Les itinérants
Aujourd’hui, on les dit itinérants, sans-abri, sans-domicile-fixe. C’est selon. Il y a plus d’une centaine d’années, on parlait de miséreux. À Montréal, en 1893, certains réclament «une maison de refuge entretenue aux frais de l’État, pour les infirmes et les miséreux qui déambulent tous les jours dans nos rues en sollicitant l’obole du passant».
La première femme journaliste québécoise, Françoise [Robertine Barry] consacre sa chronique du 20 mars 1893, dans La Patrie, à cette population laissée pour compte.
Bon nombre de citoyens influents, paraît-il, approuvent cette idée et plusieurs échevins seraient encore disposés à seconder le bon mouvement qui se fait dans cette direction.
Oui, on l’admettra facilement, voilà, en effet, une bien bonne idée. […]
Il n’y a rien de plus poignant que le spectacle de ces malheureux, mal vêtus, exposés aux intempéries des saisons, grelottants et bleuis par le froid, ou mouillés jusqu’aux os sous une pluie torrentielle.
Pendant que recouvert d’un épais manteau vous bataillez contre les rigueurs de la saison, luttant contre la violence du vent, la poussée de la pluie, vous songez pour ranimer votre courage au bon feu qui vous attend, à cet intérieur chaud et confortable où vous allez tout à l’heure reposer vos membres fatigués.
Eux, que vous laissez derrière vous, à quoi songent-ils ces déshérités de ce monde ? Quand ils auront lutté tout le jour, toutes les longues heures du soir, peuvent-ils seulement se consoler à la perspective du repos dans leur misérable réduit, aussi froid, aussi désolé que le ciel inclément ?
Quel est ce monceau informe, homme ou femme, qui accroupi près d’une borne tient d’une main un vilain parapluie et de l’autre fait tourner la manivelle d’un méchant orgue de Barbarie, rendant par saccades des sons aigres et faux ? L’air qui grince ainsi devait jadis avoir été composé pour une fête; son rythme est joyeux, enlevé, mais aujourd’hui l’instrument est usé, le bras qui le tourne plus usé encore. Les sons arrivent traînants, alanguis, et ces quelques notes perçantes qui s’élèvent encore ne sont plus que les plaintes d’une lamentable désolation.
Oh ! je vous le jure, le cœur se serre dans la poitrine et pour un rien vous voudriez tout emporter, ces misérables loques, cette vieillesse malheureuse, cette musique pitoyable, tout charger sur vos épaules pour déposer votre fardeau dans quelque coin d’une de ces grandes cuisines de campagne, par exemple, où l’hospitalité est si généreuse, le feu si clair et le large chanteau du pain cuit sous l’âtre, si tendre et si frais…
Le lendemain, vous le retrouvez ailleurs, dans une autre rue, tantôt dans l’est, tantôt dans l’ouest, sans qu’un établissement charitable ne soit là pour ouvrir ses portes, recueillir cette misère et lui assurer une protection efficace.

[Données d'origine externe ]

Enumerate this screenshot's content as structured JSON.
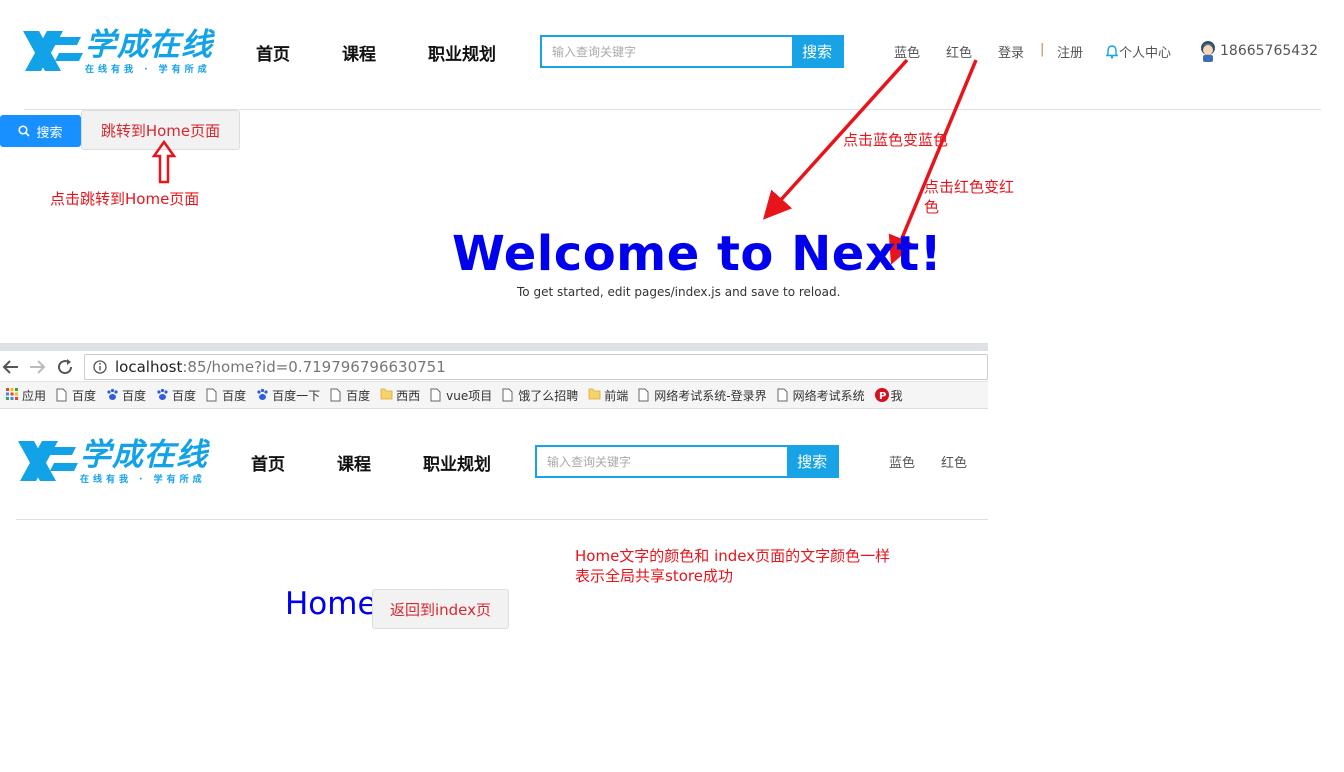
{
  "header": {
    "logo_title": "学成在线",
    "logo_slogan": "在线有我 · 学有所成",
    "nav": [
      "首页",
      "课程",
      "职业规划"
    ],
    "search_placeholder": "输入查询关键字",
    "search_button": "搜索",
    "links": {
      "blue": "蓝色",
      "red": "红色",
      "login": "登录",
      "separator": "|",
      "register": "注册",
      "user_center": "个人中心",
      "phone": "18665765432"
    }
  },
  "actions": {
    "search_button": "搜索",
    "goto_home_button": "跳转到Home页面"
  },
  "annotations": {
    "goto_home_note": "点击跳转到Home页面",
    "blue_note": "点击蓝色变蓝色",
    "red_note_line1": "点击红色变红",
    "red_note_line2": "色",
    "shared_note_line1": "Home文字的颜色和 index页面的文字颜色一样",
    "shared_note_line2": "表示全局共享store成功"
  },
  "welcome": {
    "title": "Welcome to Next!",
    "subtitle": "To get started, edit pages/index.js and save to reload."
  },
  "browser": {
    "url_host": "localhost",
    "url_rest": ":85/home?id=0.719796796630751",
    "bookmarks": [
      {
        "label": "应用",
        "icon": "apps-grid-icon"
      },
      {
        "label": "百度",
        "icon": "page-icon"
      },
      {
        "label": "百度",
        "icon": "baidu-paw-icon"
      },
      {
        "label": "百度",
        "icon": "baidu-paw-icon"
      },
      {
        "label": "百度",
        "icon": "page-icon"
      },
      {
        "label": "百度一下",
        "icon": "baidu-paw-icon"
      },
      {
        "label": "百度",
        "icon": "page-icon"
      },
      {
        "label": "西西",
        "icon": "folder-icon"
      },
      {
        "label": "vue项目",
        "icon": "page-icon"
      },
      {
        "label": "饿了么招聘",
        "icon": "page-icon"
      },
      {
        "label": "前端",
        "icon": "folder-icon"
      },
      {
        "label": "网络考试系统-登录界",
        "icon": "page-icon"
      },
      {
        "label": "网络考试系统",
        "icon": "page-icon"
      },
      {
        "label": "我",
        "icon": "red-p-icon"
      }
    ]
  },
  "home_page": {
    "title": "Home",
    "back_button": "返回到index页"
  },
  "colors": {
    "brand": "#12a2e8",
    "accent_blue": "#1890ff",
    "text_blue": "#0000ee",
    "annotation_red": "#e8141c"
  }
}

Et il restera donc à la merci des éléments, en butte aux espiègleries des gamins, livré à cette foule indifférente qui lui jette son aumône le plus souvent comme on jette un os à un chien pour s’en débarrasser, et pour que ses cris ne nous importunent plus.
Que voulez-vous qu’il fasse ? Sans ce sou que la pitié ou l’égoïsme lui donne, il n’aura rien pour apaiser cette faim qui le ronge, rien pour ceux qui l’attendent anxieux dans son pauvre réduit; c’est pourquoi, tous les jours, il reviendra jusqu’à ce que la mort l’enlève à cette existence de paria. […]
Qu’on ait une, deux, plusieurs maisons de refuge où les souffreteux seront nourris et logés, où des bonnes âmes iront distribuer les miettes de leur table et leurs vêtements démodés.
La charité, c’est encore la plus belle vertu, la seule de ses deux sœurs, la Foi et l’Espérance, qui subsistera là-haut quand la terre
…. tombera dans l’éternelle nuit.
Françoise.
Contribution à une éventuelle histoire de l’itinérance au Québec.